Gaya permainan bola dewasa ini, dalam suatu turnamen besar
tidak lagi terpaku pada pertahanan yang kuat melulu. Permainan
terbuka selalu dikembangkan. Risiko kemasukan diimbangi dengan
membuka peluang untuk memasukkan. Itulah sebabnya pada akhirnya
selisih gol yang menentukan. Italia sendiri sedang membongkar
gaya catenaccio - itu sistim 'pertahanan beton' yang dinilai
sangat melumpuhkan kreatifitas dan kegairahan orang bermain bola
di zaman sekarang.
Dalam pertandingan persahabatan internasional di Senayan,
umumnya para pemain diberi obat perangsang (Catovit?).
Sebaliknya di Singapura pemakaiannya dilarang keras. Doping test
dilakukan oleh dokter panitia secepatnya pertandingan usai.

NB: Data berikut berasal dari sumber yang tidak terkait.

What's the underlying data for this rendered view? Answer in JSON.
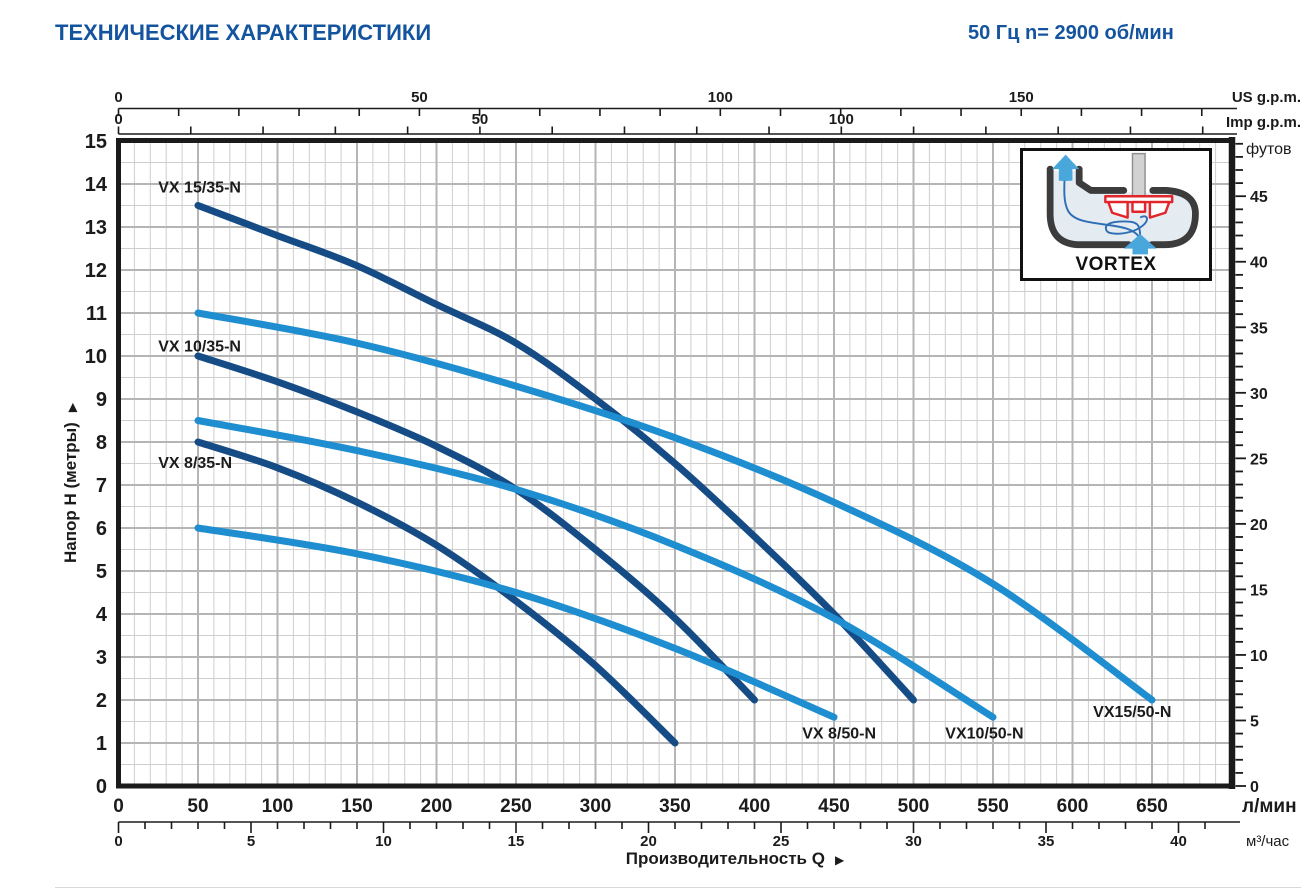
{
  "header": {
    "title": "ТЕХНИЧЕСКИЕ ХАРАКТЕРИСТИКИ",
    "frequency": "50 Гц  n= 2900 об/мин"
  },
  "inset": {
    "caption": "VORTEX"
  },
  "glyphs": {
    "arrow": "▶"
  },
  "chart_data": {
    "type": "line",
    "x_title": "Производительность  Q",
    "y_title": "Напор  H (метры)",
    "x_primary": {
      "unit": "л/мин",
      "labels": [
        0,
        50,
        100,
        150,
        200,
        250,
        300,
        350,
        400,
        450,
        500,
        550,
        600,
        650
      ],
      "minor_step": 10,
      "max": 700
    },
    "x_m3h": {
      "unit": "м³/час",
      "labels": [
        0,
        5,
        10,
        15,
        20,
        25,
        30,
        35,
        40
      ],
      "lpm_per_unit": 16.6667,
      "tick_step": 1,
      "tick_max": 41
    },
    "x_usgpm": {
      "unit": "US g.p.m.",
      "labels": [
        0,
        50,
        100,
        150
      ],
      "lpm_per_unit": 3.785,
      "tick_step": 10,
      "tick_max": 180
    },
    "x_impgpm": {
      "unit": "Imp g.p.m.",
      "labels": [
        0,
        50,
        100
      ],
      "lpm_per_unit": 4.546,
      "tick_step": 10,
      "tick_max": 150
    },
    "y_primary": {
      "labels": [
        0,
        1,
        2,
        3,
        4,
        5,
        6,
        7,
        8,
        9,
        10,
        11,
        12,
        13,
        14,
        15
      ],
      "minor_step": 0.5,
      "max": 15
    },
    "y_feet": {
      "unit": "футов",
      "labels": [
        5,
        10,
        15,
        20,
        25,
        30,
        35,
        40,
        45
      ],
      "m_per_unit": 0.3048,
      "tick_step": 1,
      "tick_max": 49
    },
    "colors": {
      "dark": "#164c85",
      "light": "#1e8ed0"
    },
    "series": [
      {
        "name": "VX 15/35-N",
        "color": "dark",
        "points": [
          [
            50,
            13.5
          ],
          [
            100,
            12.8
          ],
          [
            150,
            12.1
          ],
          [
            200,
            11.2
          ],
          [
            250,
            10.3
          ],
          [
            300,
            9.0
          ],
          [
            350,
            7.5
          ],
          [
            400,
            5.8
          ],
          [
            450,
            4.0
          ],
          [
            500,
            2.0
          ]
        ],
        "label": {
          "q": 25,
          "h": 13.8
        }
      },
      {
        "name": "VX 10/35-N",
        "color": "dark",
        "points": [
          [
            50,
            10.0
          ],
          [
            100,
            9.4
          ],
          [
            150,
            8.7
          ],
          [
            200,
            7.9
          ],
          [
            250,
            6.9
          ],
          [
            300,
            5.5
          ],
          [
            350,
            3.9
          ],
          [
            400,
            2.0
          ]
        ],
        "label": {
          "q": 25,
          "h": 10.1
        }
      },
      {
        "name": "VX 8/35-N",
        "color": "dark",
        "points": [
          [
            50,
            8.0
          ],
          [
            100,
            7.4
          ],
          [
            150,
            6.6
          ],
          [
            200,
            5.6
          ],
          [
            250,
            4.3
          ],
          [
            300,
            2.8
          ],
          [
            350,
            1.0
          ]
        ],
        "label": {
          "q": 25,
          "h": 7.4
        }
      },
      {
        "name": "VX15/50-N",
        "color": "light",
        "points": [
          [
            50,
            11.0
          ],
          [
            150,
            10.3
          ],
          [
            250,
            9.3
          ],
          [
            350,
            8.1
          ],
          [
            450,
            6.6
          ],
          [
            550,
            4.7
          ],
          [
            650,
            2.0
          ]
        ],
        "label": {
          "q": 613,
          "h": 1.6
        }
      },
      {
        "name": "VX10/50-N",
        "color": "light",
        "points": [
          [
            50,
            8.5
          ],
          [
            150,
            7.8
          ],
          [
            250,
            6.9
          ],
          [
            350,
            5.6
          ],
          [
            450,
            3.9
          ],
          [
            550,
            1.6
          ]
        ],
        "label": {
          "q": 520,
          "h": 1.1
        }
      },
      {
        "name": "VX 8/50-N",
        "color": "light",
        "points": [
          [
            50,
            6.0
          ],
          [
            150,
            5.4
          ],
          [
            250,
            4.5
          ],
          [
            350,
            3.2
          ],
          [
            450,
            1.6
          ]
        ],
        "label": {
          "q": 430,
          "h": 1.1
        }
      }
    ]
  }
}
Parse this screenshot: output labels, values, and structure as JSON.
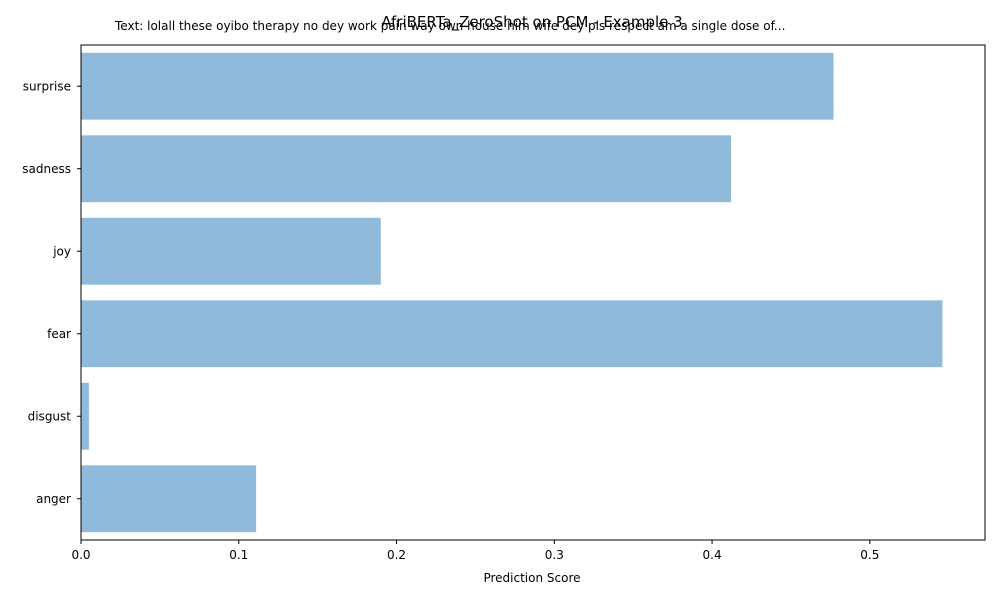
{
  "chart_data": {
    "type": "bar",
    "orientation": "horizontal",
    "title": "AfriBERTa_ZeroShot on PCM - Example 3",
    "subtitle": "Text: lolall these oyibo therapy no dey work pain way own house him wife dey pls respect am a single dose of...",
    "xlabel": "Prediction Score",
    "ylabel": "",
    "categories": [
      "surprise",
      "sadness",
      "joy",
      "fear",
      "disgust",
      "anger"
    ],
    "values": [
      0.477,
      0.412,
      0.19,
      0.546,
      0.005,
      0.111
    ],
    "xlim": [
      0,
      0.573
    ],
    "xticks": [
      0,
      0.1,
      0.2,
      0.3,
      0.4,
      0.5
    ],
    "xtick_labels": [
      "0.0",
      "0.1",
      "0.2",
      "0.3",
      "0.4",
      "0.5"
    ],
    "bar_color": "#8fbadb",
    "grid": false,
    "legend": "none"
  }
}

Pengintaian Aliandu dan Iswadi ke Hongkong kurang membuahkan
hasil ketimbang pengintaian Frans van Balkom ke Jakarta. Bahkan
menyesatkan. Sebab, oleh Sinyo-Iswadi, permainan Hongkong
dinilai sangat defensif. Ketika itu Hongkong kalah melawan
Spartak Amsterdam (0 - 2). Kesimpulan ini diambil tanpa
mempertimbangkan kemungkinan Hongkong sedang mempraktekkan
sistim pertahanannya terhadap kesebelasan yang jauh lebih
superior. Maka instruksi dan segala macam teori untuk memancing
Hongkong keluar dari sarang pun dikhotbahkan. Tahu-tahu tanpa
dipancing, anak-anak van Balkom menyerang menggebu-gebu.
Membingungkan bukan?
Organisasi PSSI tidak bisa dibiarkan begini terus. Ketua Umum
Bardosono yang masih hijau dalam sepakbola sering menggali
nasehat dari mereka di luar kepengurusan. Sehingga menimbulkan
kegelisahan di kalangan pengurus sendiri. Dan kegelisahan ini
"tidak mustahil terpantul dalam lapangan permainan" - seperti
kata seorang ofisial PSSI ke Turnamen PPD itu.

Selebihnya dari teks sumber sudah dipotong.